IL RICORDO DI BRUNO TRENTIN
di Giocondo Talamonti 30 agosto 2007
La scomparsa di Bruno Trentin lascia un vuoto incolmabile nel panorama del sindacalismo italiano.
E’ forse stato l’ultimo interprete di un ruolo svolto in funzione degli interessi dei lavoratori, se il compito di un loro rappresentante viene inteso come esclusiva tutela della dignità del lavoro non mediabile con altre realtà sociali.
Io lo ricordo partecipe alle iniziative scolastiche dell’IPSIA sui temi dell’occupazione, osservatore attento dei mutamenti della società, umile analista dei segnali che avrebbero delineato, da lì a poco, il quadro politico-economico di un’Italia in affanno.
Lo stile colto e i modi raffinati con cui sempre esprimeva le sue teorie, coinvolgendo ogni platea, si univa ad una lettura lucida degli eventi storici per proiettare gli scenari futuri.

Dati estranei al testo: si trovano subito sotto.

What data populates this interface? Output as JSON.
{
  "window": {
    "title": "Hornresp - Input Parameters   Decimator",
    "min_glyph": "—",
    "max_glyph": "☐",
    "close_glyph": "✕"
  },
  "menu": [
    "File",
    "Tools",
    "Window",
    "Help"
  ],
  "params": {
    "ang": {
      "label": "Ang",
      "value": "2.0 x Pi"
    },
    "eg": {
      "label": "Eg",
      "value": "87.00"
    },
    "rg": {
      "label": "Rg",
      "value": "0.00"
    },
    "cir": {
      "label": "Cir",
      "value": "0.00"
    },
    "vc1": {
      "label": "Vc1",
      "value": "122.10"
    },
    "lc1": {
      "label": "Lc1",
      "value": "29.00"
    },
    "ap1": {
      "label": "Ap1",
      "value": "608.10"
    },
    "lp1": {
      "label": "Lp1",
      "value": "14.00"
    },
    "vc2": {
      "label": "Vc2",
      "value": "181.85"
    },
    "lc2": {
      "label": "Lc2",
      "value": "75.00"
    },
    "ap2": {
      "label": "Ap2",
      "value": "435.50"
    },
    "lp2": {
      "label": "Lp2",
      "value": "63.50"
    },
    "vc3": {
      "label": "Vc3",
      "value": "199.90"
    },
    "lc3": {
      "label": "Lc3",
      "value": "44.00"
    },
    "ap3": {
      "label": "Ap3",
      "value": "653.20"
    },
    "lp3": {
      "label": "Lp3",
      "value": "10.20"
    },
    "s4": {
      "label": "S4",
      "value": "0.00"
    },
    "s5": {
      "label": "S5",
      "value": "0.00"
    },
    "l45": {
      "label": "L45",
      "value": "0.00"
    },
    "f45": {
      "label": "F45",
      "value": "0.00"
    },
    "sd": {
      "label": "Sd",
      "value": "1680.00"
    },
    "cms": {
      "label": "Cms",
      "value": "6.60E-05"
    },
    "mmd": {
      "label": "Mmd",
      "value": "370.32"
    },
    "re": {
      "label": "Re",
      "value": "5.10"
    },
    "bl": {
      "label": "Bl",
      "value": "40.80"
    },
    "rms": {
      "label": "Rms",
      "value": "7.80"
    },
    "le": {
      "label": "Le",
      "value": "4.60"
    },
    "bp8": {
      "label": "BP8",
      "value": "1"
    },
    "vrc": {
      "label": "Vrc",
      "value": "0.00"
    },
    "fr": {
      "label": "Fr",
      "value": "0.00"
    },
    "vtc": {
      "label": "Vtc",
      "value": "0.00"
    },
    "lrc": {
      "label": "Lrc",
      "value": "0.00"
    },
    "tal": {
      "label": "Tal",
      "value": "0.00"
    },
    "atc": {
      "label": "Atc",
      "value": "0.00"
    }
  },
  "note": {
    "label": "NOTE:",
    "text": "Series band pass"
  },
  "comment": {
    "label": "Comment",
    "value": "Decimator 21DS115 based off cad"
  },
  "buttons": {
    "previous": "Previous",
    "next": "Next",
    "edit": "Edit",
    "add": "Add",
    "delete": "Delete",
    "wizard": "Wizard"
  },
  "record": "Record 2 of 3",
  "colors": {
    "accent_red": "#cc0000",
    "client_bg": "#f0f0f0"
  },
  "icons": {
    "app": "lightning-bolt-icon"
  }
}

Chi ha avuto modo di conoscerlo ne ha apprezzato la semplicità dell’espressione e la profondità delle idee.
Con lui si è forse chiusa una fase del sindacalismo Italiano in cui il binomio lavoratore-sindacato è stato vissuto nell’identificazione dei progetti, senza rinunciare al senso di responsabilità sociale che le parti giocavano nel tracciare il panorama pubblico del nostro Paese.
Considero un privilegio aver scambiato con lui opinioni che hanno spaziato dall’occupazione alla scuola, dalla formazione all’orientamento dei giovani.
A distanza di tempo, i miei studenti ricordano ancora il suo intervento nella “Sala Secci” dell’IPSIA in occasione della presentazione del libro “Il successo Formativo”, dove, attraverso un’analisi acuta dei problemi della Scuola, emerse la visione limpida di un società che fosse libera da preconcetti politici e orientata ad utilizzare le risorse del territorio come elemento di crescita economica e culturale.
I video del suo intervento fanno parte del patrimonio didattico inserito nell’archivio storico dell’IPSIA e testimoniano la sensibilità dell’Uomo verso i problemi dei giovani e del mondo del lavoro.
Bruno Trentin ha rappresentato la coscienza critica della sinistra e in particolare del comunismo italiano, perché ha saputo scindere l’ideologia dal pragmatismo del suo tempo, marcando un netto divario fra la realtà storica che investiva il mondo operaio e la derivazione politica che ne animava le scelte.
Suo grande merito è di aver tracciato percorsi netti e ben visibili sui quali i suoi migliori allievi, da Cofferati a Epifani, si sono impegnati con alterne fortune; ma che, comunque, restano un esempio di come intraprendere una via resa più complessa dall’evoluzione della società di oggi.